私がNECに入社したのが1974年で、当時は通信といえば新しい技術はベル研究所から出てきて、事業者と言えばAT&T、メーカーと言えばルーセント、ノーテル(名前は違っているが)にドイツのシーメンス、フランスのアルカテル、スウェーデンのエリクソンが5強でNECは何とかこの中に割り込もうとしていた。
それが現在はルーセントはアルカテルに買収され、シーメンスはノキアに買収され、ノーテルは破綻してアメリカ勢は姿を消した。日本勢は鳴かず飛ばずで、中国の華為がアルカテルを抜く勢いである。つまり、エリクソン、ノキアーシーメンス、アルカテルルーセント、華為が4強である。アルカテルルーセントは業績が悪いと聞くのでそのうちに3強になるだろう。

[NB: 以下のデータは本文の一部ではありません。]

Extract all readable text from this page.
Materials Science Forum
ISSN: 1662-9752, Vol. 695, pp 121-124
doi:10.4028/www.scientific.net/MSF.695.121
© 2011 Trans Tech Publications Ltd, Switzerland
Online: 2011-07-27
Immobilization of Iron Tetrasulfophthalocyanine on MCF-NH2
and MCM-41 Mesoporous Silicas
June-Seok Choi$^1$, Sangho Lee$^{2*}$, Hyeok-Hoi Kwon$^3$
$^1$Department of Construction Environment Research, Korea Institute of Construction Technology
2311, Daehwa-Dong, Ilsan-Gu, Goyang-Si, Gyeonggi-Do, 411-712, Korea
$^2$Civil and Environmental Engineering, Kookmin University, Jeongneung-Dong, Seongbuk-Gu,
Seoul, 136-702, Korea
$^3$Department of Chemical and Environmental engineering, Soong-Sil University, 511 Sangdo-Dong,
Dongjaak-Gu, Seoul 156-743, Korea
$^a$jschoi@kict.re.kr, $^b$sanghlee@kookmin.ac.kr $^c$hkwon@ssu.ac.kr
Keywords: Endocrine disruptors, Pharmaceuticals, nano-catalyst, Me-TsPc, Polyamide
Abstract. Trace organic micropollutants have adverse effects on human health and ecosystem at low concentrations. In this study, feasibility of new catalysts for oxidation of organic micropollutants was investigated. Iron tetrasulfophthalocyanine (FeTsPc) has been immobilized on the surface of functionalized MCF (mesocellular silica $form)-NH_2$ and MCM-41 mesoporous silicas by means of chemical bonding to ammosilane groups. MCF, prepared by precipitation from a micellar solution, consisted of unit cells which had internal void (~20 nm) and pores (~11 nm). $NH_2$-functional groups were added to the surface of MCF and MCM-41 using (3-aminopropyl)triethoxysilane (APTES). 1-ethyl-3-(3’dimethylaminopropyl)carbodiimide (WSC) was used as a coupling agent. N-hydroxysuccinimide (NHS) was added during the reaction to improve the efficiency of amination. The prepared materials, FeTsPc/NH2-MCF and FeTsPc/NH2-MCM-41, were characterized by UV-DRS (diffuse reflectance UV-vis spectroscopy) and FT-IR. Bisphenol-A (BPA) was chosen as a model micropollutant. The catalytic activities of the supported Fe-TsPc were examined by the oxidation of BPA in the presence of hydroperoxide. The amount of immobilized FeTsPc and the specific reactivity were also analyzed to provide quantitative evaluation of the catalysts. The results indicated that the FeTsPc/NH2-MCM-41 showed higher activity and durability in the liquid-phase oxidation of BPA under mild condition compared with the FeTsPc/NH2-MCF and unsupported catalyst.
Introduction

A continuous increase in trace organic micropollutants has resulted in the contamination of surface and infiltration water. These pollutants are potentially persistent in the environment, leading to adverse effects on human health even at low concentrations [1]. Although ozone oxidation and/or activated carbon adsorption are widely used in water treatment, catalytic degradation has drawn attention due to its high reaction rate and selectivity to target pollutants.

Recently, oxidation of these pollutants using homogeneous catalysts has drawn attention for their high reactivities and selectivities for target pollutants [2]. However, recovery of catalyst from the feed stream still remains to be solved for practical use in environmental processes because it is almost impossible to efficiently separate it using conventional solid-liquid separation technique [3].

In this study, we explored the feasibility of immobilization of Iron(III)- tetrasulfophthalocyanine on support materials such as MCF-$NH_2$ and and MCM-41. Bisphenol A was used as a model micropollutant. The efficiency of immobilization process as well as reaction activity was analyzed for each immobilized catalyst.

これに端末のノキア、モトローラ、サムスン、LG、ソニーエリクソン、とルータのシスコ、さらにチップセットのクアルコムあたりが現在では存在感のある通信企業と言えるだろう。
私が入社したころは、通信と言えば電話とFAXくらいでインターネットもなく、パソコンもなく、携帯電話もなかった。携帯電話の端末とルータはまったく新しい事業ドメインなので新規参入があって当然であるが、インフラは電話網との継続性が大きく、新規参入は容易ではない。それでもこれだけ大きな勢力図の変化になっている。
この本質は当時新規の技術としてもてはやされていた光通信と、移動体通信のうち、移動体通信に注力した北欧勢は成功し、光通信に注力したアメリカ勢は失敗したということができるだろう。技術革新の度合いからいえばどちらも甲乙つけがたいものながらどうしてこのような差がついてしまったのかを考えてみたいと思う。